Crime & Punishment of Thursday, 14 February 2008

Source: GNA

GIS bust human trafficking syndicate

Accra, Feb. 14, GNA - The Ghana Immigration Service (GIS) have put all entry points into the country on high alert as human trafficking syndicates following the smashing of two human trafficking syndicates operating between the Middle East, Togo and Ghana.

Two Lebanese and a Ghanaian, Ibrahim Zubairu, a lecturer at the Accra Polytechnic, suspected to be the behind the smuggling rings were arrested and are assisting in investigations on using for using Ghana as entry point to Europe.

The two Lebanese, Ali Hussein and Mohammed Hussein are brothers. They operate the Phoenicia Restaurant at the Airport Residential Area. The modus operandi of the syndicates is to recruit persons in the Middle East, transport them through Togo to Ghana, where fraudulent travel documents are provided to the immigrants and attempts made to smuggle them through the Kotoka International Airport to Europe. Alternatively, the recruited persons arrive in Ghana purportedly in transit to Togo and melt into the system, where the organisers would be waiting for them.

Mr. Moses Kwabena Gyamfi, a Deputy Director of Immigration told newsmen in Accra on Wednesday that the trend of smuggling persons of Middle Eastern and Asian nationalities was observed and broken last year when batches of Iraqis, Lebanese, Palestinians, Sri-Lankans and Bangladeshi nationals were intercepted.

He said in all cases, fraudulent Guinean, Canadian, British and Swedish passports were seized and the victims repatriated and the smugglers could not be traced until in the current case where both victims and perpetrators were arrested. Mr Gyamfi revealed that three Lebanese and four Iraqis who were supposed to be smuggled to Europe through Ghana were being held in custody in Ghana.

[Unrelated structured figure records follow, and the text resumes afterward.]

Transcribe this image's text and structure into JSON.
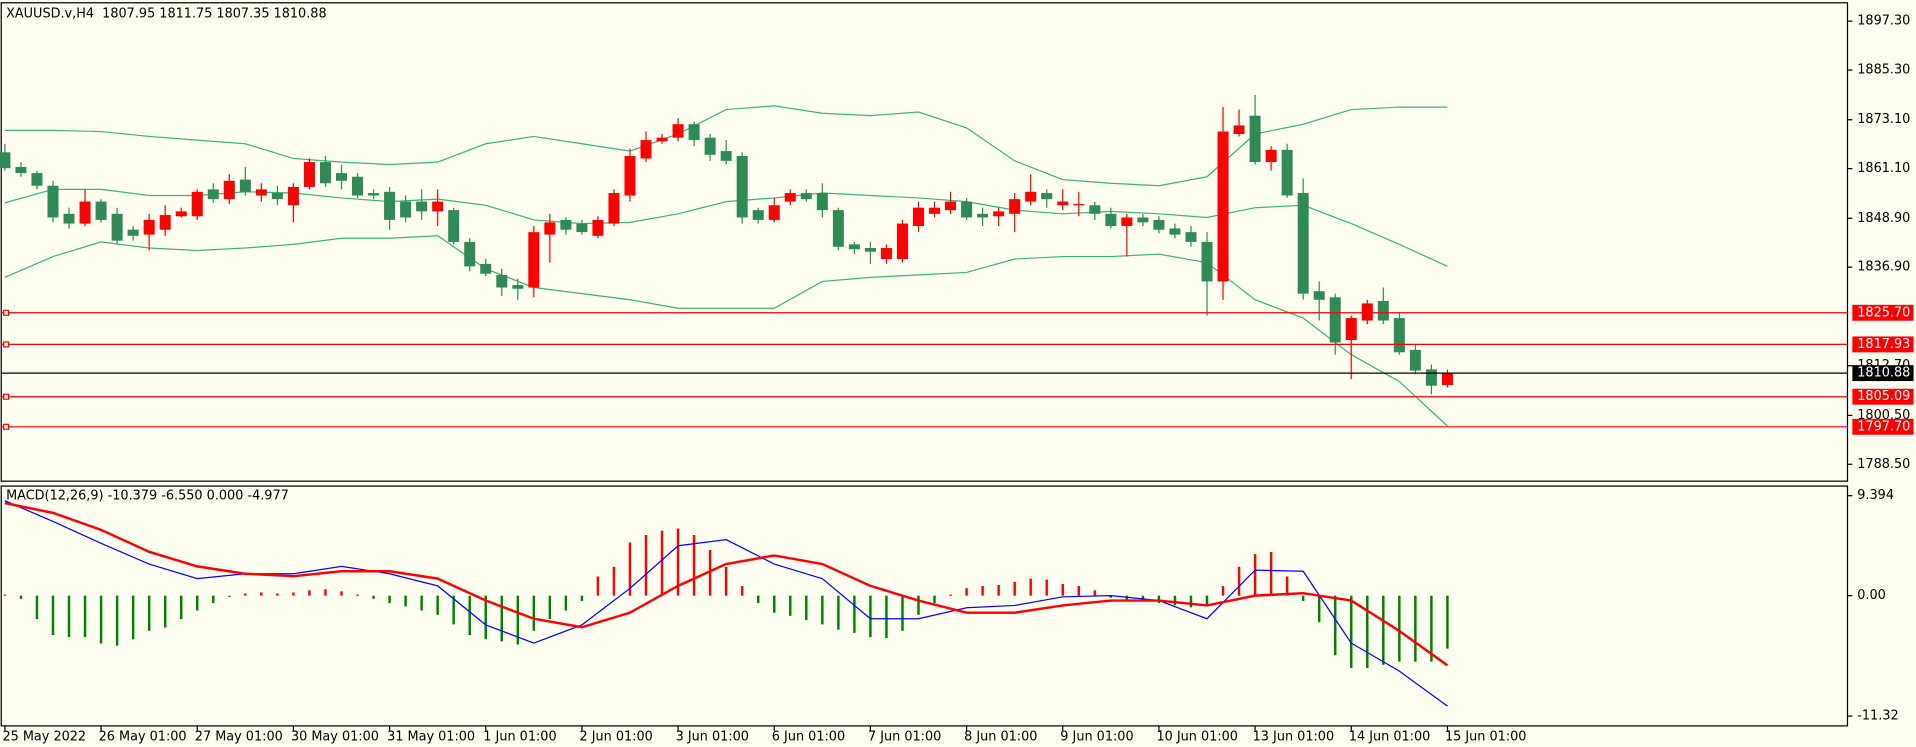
{
  "chart_data": [
    {
      "type": "candlestick",
      "title": "XAUUSD.v,H4  1807.95 1811.75 1807.35 1810.88",
      "xlim": [
        -0.23,
        114.96
      ],
      "ylim": [
        1784.35,
        1901.82
      ],
      "yticks": [
        {
          "value": 1897.3,
          "label": "1897.30"
        },
        {
          "value": 1885.3,
          "label": "1885.30"
        },
        {
          "value": 1873.1,
          "label": "1873.10"
        },
        {
          "value": 1861.1,
          "label": "1861.10"
        },
        {
          "value": 1848.9,
          "label": "1848.90"
        },
        {
          "value": 1836.9,
          "label": "1836.90"
        },
        {
          "value": 1812.7,
          "label": "1812.70"
        },
        {
          "value": 1800.5,
          "label": "1800.50"
        },
        {
          "value": 1788.5,
          "label": "1788.50"
        }
      ],
      "up_color": "#ff0000",
      "down_color": "#2e8b57",
      "open": [
        1865.1,
        1861.5,
        1860.0,
        1856.9,
        1850.0,
        1847.6,
        1853.0,
        1850.0,
        1846.1,
        1844.9,
        1846.1,
        1849.4,
        1849.4,
        1856.0,
        1853.6,
        1858.4,
        1854.5,
        1855.1,
        1852.1,
        1856.6,
        1862.7,
        1860.0,
        1859.1,
        1855.1,
        1855.4,
        1853.0,
        1853.0,
        1850.6,
        1850.9,
        1843.1,
        1837.7,
        1835.0,
        1832.5,
        1831.9,
        1844.9,
        1848.5,
        1847.6,
        1844.6,
        1847.6,
        1854.5,
        1863.6,
        1867.8,
        1868.7,
        1872.0,
        1868.7,
        1865.4,
        1864.2,
        1850.9,
        1848.5,
        1853.0,
        1855.1,
        1855.1,
        1850.9,
        1842.5,
        1841.6,
        1838.9,
        1838.9,
        1847.0,
        1850.0,
        1850.9,
        1853.0,
        1850.0,
        1849.4,
        1850.0,
        1853.0,
        1855.1,
        1852.1,
        1852.1,
        1852.1,
        1850.0,
        1847.0,
        1849.1,
        1848.5,
        1846.4,
        1845.5,
        1843.1,
        1833.4,
        1869.6,
        1874.1,
        1862.7,
        1865.7,
        1855.1,
        1831.0,
        1829.5,
        1819.0,
        1823.8,
        1828.6,
        1824.4,
        1816.6,
        1811.8,
        1807.95
      ],
      "high": [
        1867.2,
        1862.7,
        1860.6,
        1858.1,
        1851.5,
        1856.0,
        1853.6,
        1851.5,
        1847.0,
        1850.0,
        1852.1,
        1851.5,
        1856.0,
        1857.5,
        1859.7,
        1861.5,
        1857.5,
        1856.9,
        1857.5,
        1863.6,
        1864.2,
        1862.1,
        1860.0,
        1856.0,
        1856.6,
        1854.5,
        1856.0,
        1856.0,
        1851.5,
        1844.0,
        1838.9,
        1836.5,
        1834.1,
        1847.0,
        1850.0,
        1849.1,
        1848.5,
        1849.4,
        1856.0,
        1866.0,
        1870.2,
        1869.6,
        1873.5,
        1872.6,
        1869.6,
        1868.1,
        1865.1,
        1851.5,
        1853.9,
        1856.0,
        1856.0,
        1857.5,
        1851.5,
        1843.1,
        1843.1,
        1842.5,
        1848.5,
        1853.0,
        1853.0,
        1855.4,
        1853.9,
        1851.5,
        1851.5,
        1855.1,
        1859.7,
        1856.0,
        1856.0,
        1855.4,
        1853.0,
        1851.5,
        1850.0,
        1850.0,
        1849.4,
        1847.6,
        1847.0,
        1845.5,
        1876.2,
        1875.6,
        1879.2,
        1866.6,
        1867.2,
        1858.7,
        1833.4,
        1830.4,
        1825.0,
        1828.9,
        1831.9,
        1825.9,
        1817.8,
        1813.0,
        1811.75
      ],
      "low": [
        1860.6,
        1859.1,
        1856.0,
        1847.9,
        1846.4,
        1847.0,
        1847.9,
        1842.5,
        1843.4,
        1841.0,
        1844.6,
        1849.1,
        1848.5,
        1852.7,
        1852.4,
        1854.5,
        1853.0,
        1852.1,
        1847.9,
        1856.0,
        1856.6,
        1856.0,
        1853.9,
        1853.6,
        1846.1,
        1847.9,
        1848.5,
        1847.0,
        1842.5,
        1835.9,
        1834.7,
        1829.8,
        1828.9,
        1829.5,
        1838.0,
        1844.9,
        1844.9,
        1844.0,
        1847.0,
        1853.0,
        1862.7,
        1867.2,
        1867.8,
        1866.6,
        1863.0,
        1862.1,
        1847.6,
        1847.6,
        1847.9,
        1852.1,
        1853.0,
        1849.1,
        1841.0,
        1840.1,
        1837.7,
        1837.7,
        1838.0,
        1845.5,
        1849.1,
        1850.0,
        1848.5,
        1847.0,
        1847.0,
        1845.5,
        1852.1,
        1851.5,
        1850.9,
        1849.4,
        1848.5,
        1846.4,
        1839.5,
        1847.0,
        1845.2,
        1844.0,
        1841.9,
        1825.0,
        1828.9,
        1869.0,
        1862.1,
        1860.6,
        1853.9,
        1828.9,
        1823.8,
        1815.4,
        1809.4,
        1822.9,
        1822.9,
        1815.4,
        1810.6,
        1805.7,
        1807.35
      ],
      "close": [
        1861.2,
        1860.0,
        1856.9,
        1849.1,
        1847.6,
        1853.0,
        1848.5,
        1843.4,
        1844.6,
        1848.5,
        1849.7,
        1850.6,
        1855.4,
        1853.6,
        1858.1,
        1855.4,
        1856.0,
        1853.6,
        1856.6,
        1862.7,
        1857.5,
        1858.1,
        1854.5,
        1854.5,
        1848.5,
        1849.1,
        1850.6,
        1853.0,
        1843.1,
        1837.1,
        1835.3,
        1831.9,
        1831.6,
        1845.5,
        1847.9,
        1846.1,
        1845.5,
        1848.5,
        1855.1,
        1864.2,
        1868.1,
        1868.7,
        1872.0,
        1868.1,
        1864.5,
        1863.0,
        1849.1,
        1848.5,
        1852.1,
        1855.1,
        1853.6,
        1850.9,
        1841.9,
        1841.3,
        1840.7,
        1841.6,
        1847.6,
        1851.5,
        1851.5,
        1853.0,
        1849.1,
        1849.1,
        1850.6,
        1853.6,
        1855.4,
        1853.6,
        1853.0,
        1852.4,
        1850.0,
        1847.0,
        1849.1,
        1847.9,
        1846.1,
        1844.9,
        1843.1,
        1833.4,
        1870.2,
        1871.7,
        1862.7,
        1865.7,
        1854.5,
        1830.4,
        1828.9,
        1818.4,
        1824.4,
        1828.0,
        1823.8,
        1816.0,
        1811.5,
        1807.8,
        1810.88
      ],
      "bands": {
        "color": "#3cb371",
        "x": [
          0,
          3,
          6,
          9,
          12,
          15,
          18,
          21,
          24,
          27,
          30,
          33,
          36,
          39,
          42,
          45,
          48,
          51,
          54,
          57,
          60,
          63,
          66,
          69,
          72,
          75,
          78,
          81,
          84,
          87,
          90
        ],
        "series": [
          {
            "values": [
              1870.5,
              1870.5,
              1870.2,
              1869.0,
              1868.1,
              1867.2,
              1863.6,
              1862.7,
              1862.1,
              1862.7,
              1867.2,
              1869.0,
              1867.2,
              1865.4,
              1869.6,
              1875.6,
              1876.5,
              1874.7,
              1874.1,
              1875.0,
              1871.1,
              1863.0,
              1858.4,
              1857.5,
              1856.9,
              1859.1,
              1869.6,
              1872.0,
              1875.6,
              1876.2,
              1876.2
            ]
          },
          {
            "values": [
              1852.7,
              1856.0,
              1856.0,
              1854.5,
              1854.5,
              1855.4,
              1855.1,
              1853.9,
              1853.0,
              1853.6,
              1852.1,
              1848.5,
              1847.6,
              1847.9,
              1850.0,
              1853.0,
              1853.9,
              1855.1,
              1854.5,
              1853.9,
              1853.0,
              1850.9,
              1850.0,
              1850.6,
              1850.0,
              1849.1,
              1851.5,
              1852.1,
              1847.6,
              1842.5,
              1837.1
            ]
          },
          {
            "values": [
              1834.4,
              1839.5,
              1843.1,
              1841.6,
              1841.0,
              1841.6,
              1842.5,
              1844.0,
              1844.0,
              1844.6,
              1836.5,
              1831.9,
              1830.4,
              1828.9,
              1826.8,
              1826.8,
              1826.8,
              1833.4,
              1834.4,
              1835.0,
              1835.6,
              1838.9,
              1839.5,
              1839.5,
              1840.1,
              1838.0,
              1828.9,
              1824.4,
              1815.4,
              1808.8,
              1797.9
            ]
          }
        ]
      },
      "levels": [
        {
          "value": 1825.7,
          "label": "1825.70",
          "color": "#ff0000"
        },
        {
          "value": 1817.93,
          "label": "1817.93",
          "color": "#ff0000"
        },
        {
          "value": 1810.88,
          "label": "1810.88",
          "color": "#000000"
        },
        {
          "value": 1805.09,
          "label": "1805.09",
          "color": "#ff0000"
        },
        {
          "value": 1797.7,
          "label": "1797.70",
          "color": "#ff0000"
        }
      ]
    },
    {
      "type": "macd",
      "title": "MACD(12,26,9) -10.379 -6.550 0.000 -4.977",
      "xlim": [
        -0.23,
        114.96
      ],
      "ylim": [
        -12.24,
        10.3
      ],
      "yticks": [
        9.394,
        {
          "value": 0,
          "label": "0.00"
        },
        -11.32
      ],
      "xticks": [
        {
          "value": 0,
          "label": "25 May 2022"
        },
        {
          "value": 6,
          "label": "26 May 01:00"
        },
        {
          "value": 12,
          "label": "27 May 01:00"
        },
        {
          "value": 18,
          "label": "30 May 01:00"
        },
        {
          "value": 24,
          "label": "31 May 01:00"
        },
        {
          "value": 30,
          "label": "1 Jun 01:00"
        },
        {
          "value": 36,
          "label": "2 Jun 01:00"
        },
        {
          "value": 42,
          "label": "3 Jun 01:00"
        },
        {
          "value": 48,
          "label": "6 Jun 01:00"
        },
        {
          "value": 54,
          "label": "7 Jun 01:00"
        },
        {
          "value": 60,
          "label": "8 Jun 01:00"
        },
        {
          "value": 66,
          "label": "9 Jun 01:00"
        },
        {
          "value": 72,
          "label": "10 Jun 01:00"
        },
        {
          "value": 78,
          "label": "13 Jun 01:00"
        },
        {
          "value": 84,
          "label": "14 Jun 01:00"
        },
        {
          "value": 90,
          "label": "15 Jun 01:00"
        }
      ],
      "histogram": {
        "positive_color": "#ff0000",
        "negative_color": "#008000",
        "values": [
          0.1,
          -0.3,
          -2.2,
          -3.7,
          -3.9,
          -3.9,
          -4.5,
          -4.7,
          -4.1,
          -3.3,
          -3.0,
          -2.2,
          -1.4,
          -0.7,
          -0.1,
          0.2,
          0.3,
          0.2,
          0.3,
          0.5,
          0.6,
          0.4,
          0.1,
          -0.3,
          -0.7,
          -1.0,
          -1.4,
          -1.8,
          -2.7,
          -3.7,
          -4.1,
          -4.3,
          -4.6,
          -3.3,
          -2.2,
          -1.4,
          -0.5,
          1.8,
          2.7,
          5.0,
          5.7,
          6.1,
          6.3,
          5.7,
          4.3,
          2.7,
          0.9,
          -0.7,
          -1.6,
          -1.9,
          -2.3,
          -2.7,
          -3.2,
          -3.5,
          -3.9,
          -4.0,
          -3.3,
          -1.8,
          -0.7,
          0.1,
          0.7,
          0.9,
          1.0,
          1.3,
          1.6,
          1.5,
          1.1,
          0.9,
          0.5,
          -0.2,
          -0.5,
          -0.5,
          -0.7,
          -0.9,
          -1.1,
          -1.0,
          0.9,
          2.7,
          3.9,
          4.1,
          1.8,
          -0.5,
          -2.5,
          -5.6,
          -6.8,
          -6.8,
          -6.5,
          -6.2,
          -6.2,
          -6.2,
          -4.977
        ]
      },
      "x": [
        0,
        3,
        6,
        9,
        12,
        15,
        18,
        21,
        24,
        27,
        30,
        33,
        36,
        39,
        42,
        45,
        48,
        51,
        54,
        57,
        60,
        63,
        66,
        69,
        72,
        75,
        78,
        81,
        84,
        87,
        90
      ],
      "series": [
        {
          "color": "#0000ff",
          "values": [
            8.92,
            6.98,
            4.92,
            2.97,
            1.6,
            2.06,
            2.06,
            2.75,
            2.06,
            0.92,
            -2.75,
            -4.46,
            -2.75,
            0.69,
            4.69,
            5.26,
            2.97,
            1.6,
            -2.17,
            -2.17,
            -1.14,
            -0.92,
            -0.11,
            0,
            -0.46,
            -2.17,
            2.4,
            2.29,
            -4.46,
            -7.09,
            -10.379
          ]
        },
        {
          "color": "#ff0000",
          "values": [
            8.7,
            7.78,
            6.18,
            4.12,
            2.75,
            2.06,
            1.83,
            2.29,
            2.29,
            1.6,
            -0.46,
            -2.17,
            -2.97,
            -1.6,
            0.92,
            2.97,
            3.78,
            2.97,
            0.92,
            -0.46,
            -1.6,
            -1.6,
            -0.92,
            -0.46,
            -0.46,
            -0.92,
            0,
            0.23,
            -0.46,
            -3.32,
            -6.55
          ]
        }
      ]
    }
  ]
}
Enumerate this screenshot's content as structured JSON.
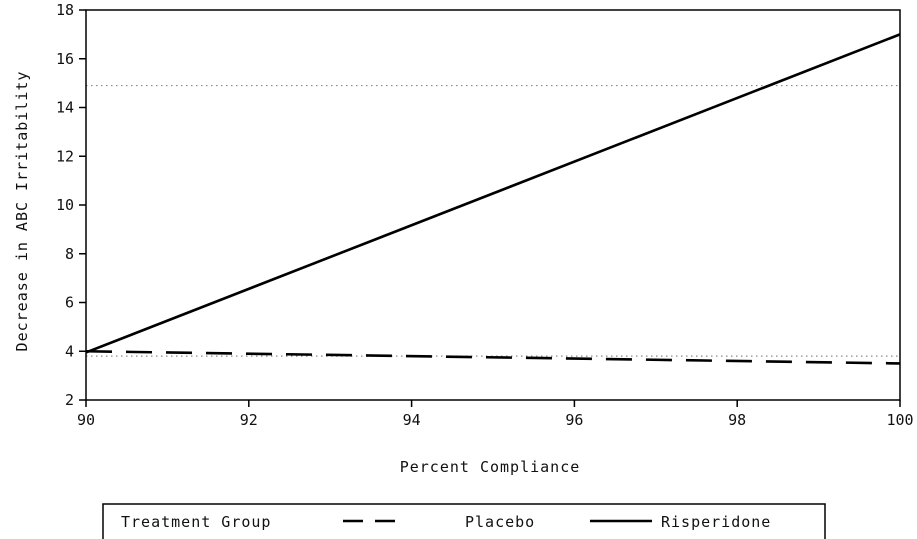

He said investigations revealed that the Iraqis, made up of a family of two men, a lady and a child, were recruited in Syria and transported to Lome in November 2007, where they were smuggled into Ghana in December 2007, through unauthorised routes at night by some Ghanaians. In Ghana the Iraqis paid 12,500 dollars to the Ghanaian agents who acquired fraudulent South African passports and Lufthansa Airline tickets for them to travel out of Ghana on the 28th of December 2007. However the Iraqis were not able to make it out of the country and have since holed up at a house at Dzorwulu until they were picked up by the GIS on February 6, this year. Mr Gyamfi said the Iraqis were being treated as victims and were under observation pending when arrangements were concluded to send them back to their country. He said in the other case, which the GIS investigated for over a month, five Lebanese entered the country in transit to Togo but they failed to appear at the Aflao border outpost. An attempt was made to smuggle them out on a KLM airline but they were refused boarding and the airline failed to alert immigration authorities, leading to two of them leaving the country through the Aflao border. Mr Gyamfi said that when the GIS intensified its search for the other three, the syndicate attempted to smuggle them out through Aflao, leading to their interception at the Prampram Police barrier by undercover immigration officers on the dawn of February 12, this year. He said the issue of human trafficking constituted a serious threat to national security, especially in the era of increased terrorist activities, and called on the public to assist the GIS in its operations by reporting suspicious movement or presence of foreigners to it for necessary action.